Why Does New Hampshire Go First?

The Democratic Party is engaged in a roiling debate over the order of its presidential primaries, as a Times Magazine story by Ross Barkan explains.

President Biden and other top Democrats want South Carolina to go first next year. State officials in New Hampshire insist on keeping their first-in-the-nation status and say they will simply move their primary to take place before South Carolina’s. The outcome remains unclear.

Holding the country’s first primary certainly offers big benefits to a state. Presidential candidates make repeated visits. So do political organizers and members of the media, filling hotels and restaurants. A single state’s voters get to shape the national discourse. No wonder New Hampshire is fighting so hard to keep a privilege that it has had since the 1950s.
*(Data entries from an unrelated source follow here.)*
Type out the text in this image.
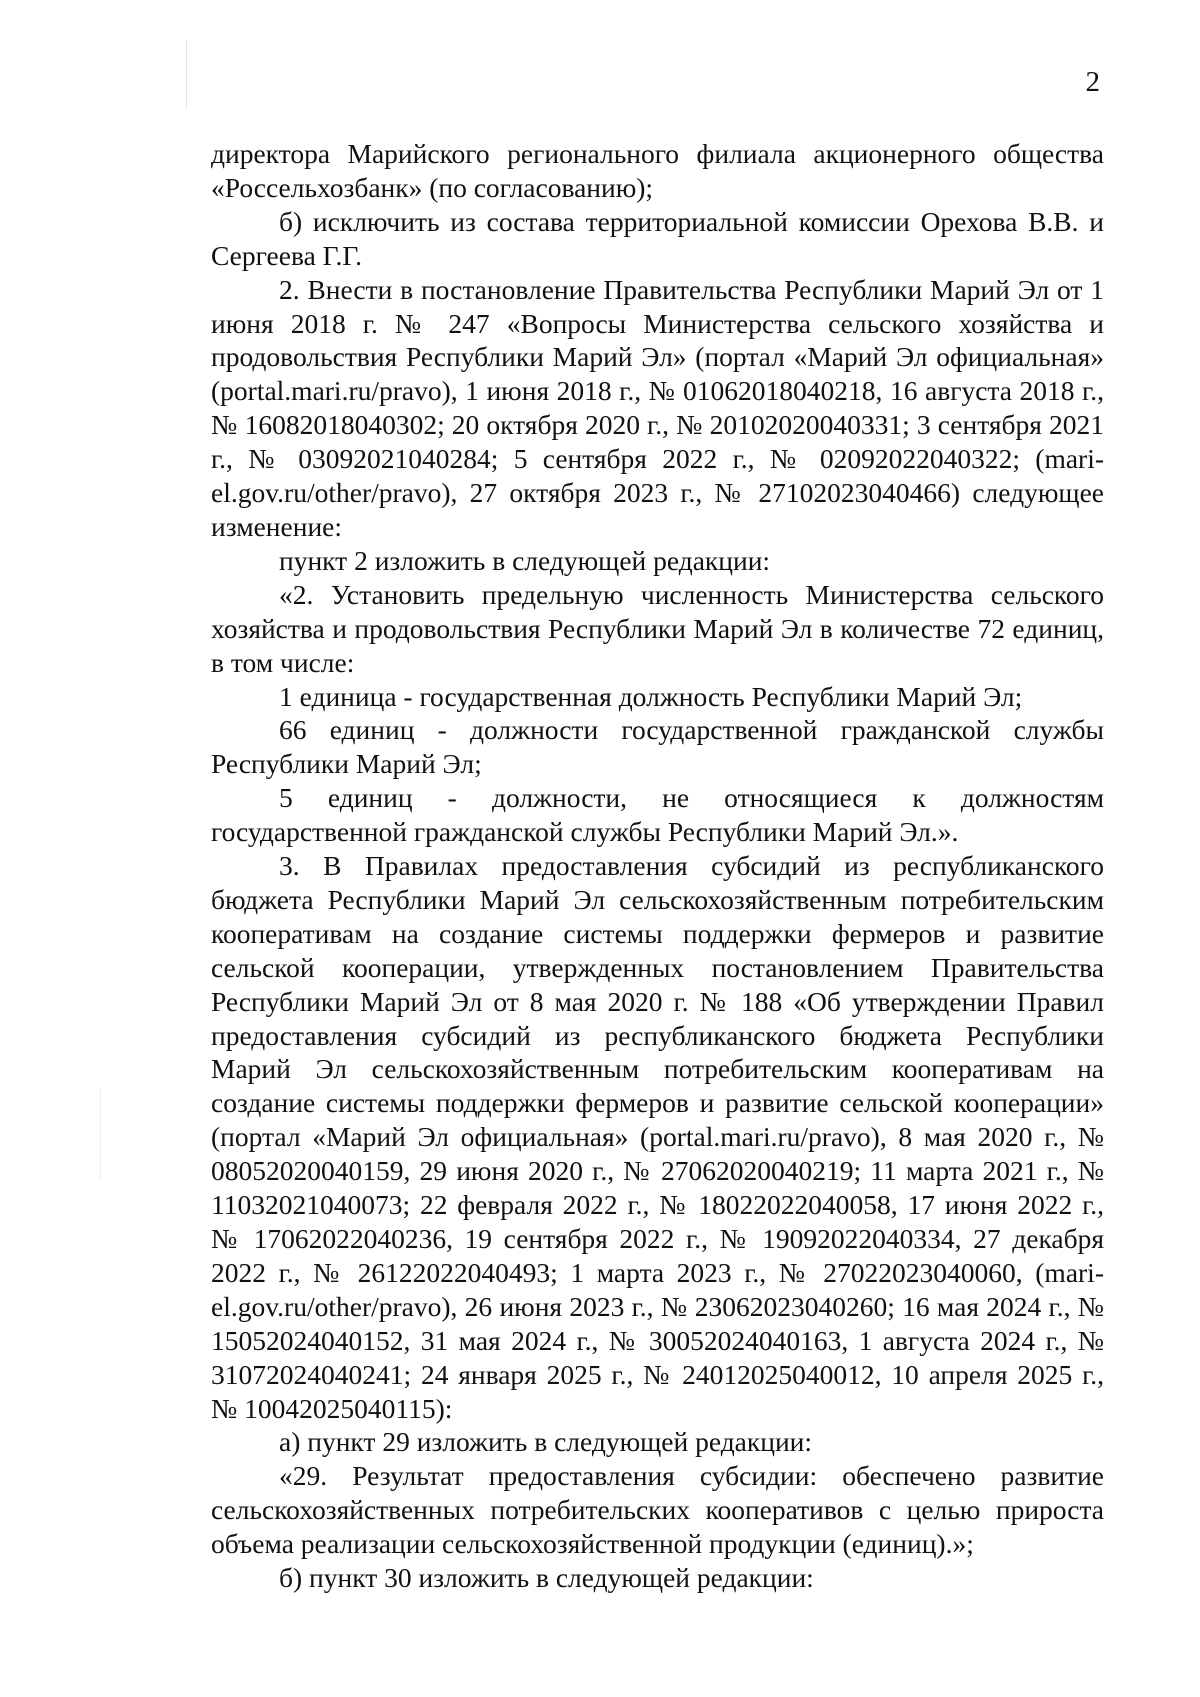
2

директора Марийского регионального филиала акционерного общества «Россельхозбанк» (по согласованию);

б) исключить из состава территориальной комиссии Орехова В.В. и Сергеева Г.Г.

2. Внести в постановление Правительства Республики Марий Эл от 1 июня 2018 г. № 247 «Вопросы Министерства сельского хозяйства и продовольствия Республики Марий Эл» (портал «Марий Эл официальная» (portal.mari.ru/pravo), 1 июня 2018 г., № 01062018040218, 16 августа 2018 г., № 16082018040302; 20 октября 2020 г., № 20102020040331; 3 сентября 2021 г., № 03092021040284; 5 сентября 2022 г., № 02092022040322; (mari-el.gov.ru/other/pravo), 27 октября 2023 г., № 27102023040466) следующее изменение:

пункт 2 изложить в следующей редакции:

«2. Установить предельную численность Министерства сельского хозяйства и продовольствия Республики Марий Эл в количестве 72 единиц, в том числе:

1 единица - государственная должность Республики Марий Эл;

66 единиц - должности государственной гражданской службы Республики Марий Эл;

5 единиц - должности, не относящиеся к должностям государственной гражданской службы Республики Марий Эл.».

3. В Правилах предоставления субсидий из республиканского бюджета Республики Марий Эл сельскохозяйственным потребительским кооперативам на создание системы поддержки фермеров и развитие сельской кооперации, утвержденных постановлением Правительства Республики Марий Эл от 8 мая 2020 г. № 188 «Об утверждении Правил предоставления субсидий из республиканского бюджета Республики Марий Эл сельскохозяйственным потребительским кооперативам на создание системы поддержки фермеров и развитие сельской кооперации» (портал «Марий Эл официальная» (portal.mari.ru/pravo), 8 мая 2020 г., № 08052020040159, 29 июня 2020 г., № 27062020040219; 11 марта 2021 г., № 11032021040073; 22 февраля 2022 г., № 18022022040058, 17 июня 2022 г., № 17062022040236, 19 сентября 2022 г., № 19092022040334, 27 декабря 2022 г., № 26122022040493; 1 марта 2023 г., № 27022023040060, (mari-el.gov.ru/other/pravo), 26 июня 2023 г., № 23062023040260; 16 мая 2024 г., № 15052024040152, 31 мая 2024 г., № 30052024040163, 1 августа 2024 г., № 31072024040241; 24 января 2025 г., № 24012025040012, 10 апреля 2025 г., № 10042025040115):

а) пункт 29 изложить в следующей редакции:

«29. Результат предоставления субсидии: обеспечено развитие сельскохозяйственных потребительских кооперативов с целью прироста объема реализации сельскохозяйственной продукции (единиц).»;

б) пункт 30 изложить в следующей редакции:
But there is also an inconvenient question to which New Hampshire officials have failed to offer a persuasive answer: How has the rest of the country benefited from the state’s special status?

New Hampshire’s critics often point out the many ways it does not look like the rest of America. It is one of the country’s whitest, highest-income and most educated states. It is home to ski resorts, lake retreats and boarding schools — but not a single city with more than 125,000 residents.

New Hampshire’s defenders respond that its intimacy allows for a purer version of politics. Candidates talk directly with voters in restaurants and at town meetings, rather than competing mostly through advertisements. As in ancient Greece or the early United States, citizens can take the measure of the people who want to represent them. I have covered the New Hampshire primary, and I too found it charming.

The results are less impressive, though. There is no evidence that New Hampshire’s voters have a talent for picking presidents that other Americans lack. If anything, the state’s record is worse than average, at least on the Democratic side:

  • New Hampshire voted against each of the past three Democratic presidents during their ultimately victorious nomination campaigns: Biden (who finished fifth!) in 2020, Barack Obama in 2008 and Bill Clinton in 1992. Not since Jimmy Carter, almost 50 years ago, has an eventual Democratic president won the state.

  • No two-term Democratic presidency has started with a New Hampshire win. In 1992, Clinton did spin his second-place finish as a victory, calling himself “the comeback kid,” but he received less than 25 percent of the vote.

  • The clearest pattern is that New Hampshire prefers Democrats from nearby, regardless of their ideology or national appeal. Every time a major candidate from neighboring Massachusetts or Vermont has run in the past 35 years, that candidate has won New Hampshire: Bernie Sanders in 2020 and 2016, John Kerry in 2004, Paul Tsongas in 1992 and Michael Dukakis in 1988.

The closest thing to a substantive counterargument from New Hampshire officials is that their state is a swing state, unlike South Carolina, which is solidly Republican. If New Hampshire does still go first (as state law dictates) and Biden skips the state’s primary (as his aides have said he would), the primary campaign would be filled with criticisms of him from both Republican candidates running for the 2024 nomination and fringe Democrats challenging Biden like Robert F. Kennedy Jr. and Marianne Williamson.

“The reality is that New Hampshire is going to keep the first-in-the-nation primary,” Ray Buckley, the chairman of the New Hampshire Democratic Party, said, “and the question only is whether or not the president is going to put his name on the ballot.”

If he is not on the ballot, the criticism of Biden could theoretically damage his image in the state and hurt his chances when New Hampshirites vote next November in the general election. In a very close national election, New Hampshire might even determine the Electoral College result. But that scenario seems remote. A sitting president is always subject to harsh criticism during the other party’s open primary, and most sitting presidents nonetheless win re-election.

Ultimately, the main beneficiary of New Hampshire’s privileged primary status is New Hampshire, which explains why the state is fighting so hard to keep it. As Ross Barkan, the author of the Times Magazine article, writes, “Democrats there insist that it is their right to go first.”

Related: Biden has his own self-interested motives in pushing for South Carolina, Ross explains. The state — home to many working-class Black voters — rocketed Biden to the front of the Democratic field in 2020 after his losses in New Hampshire and Iowa.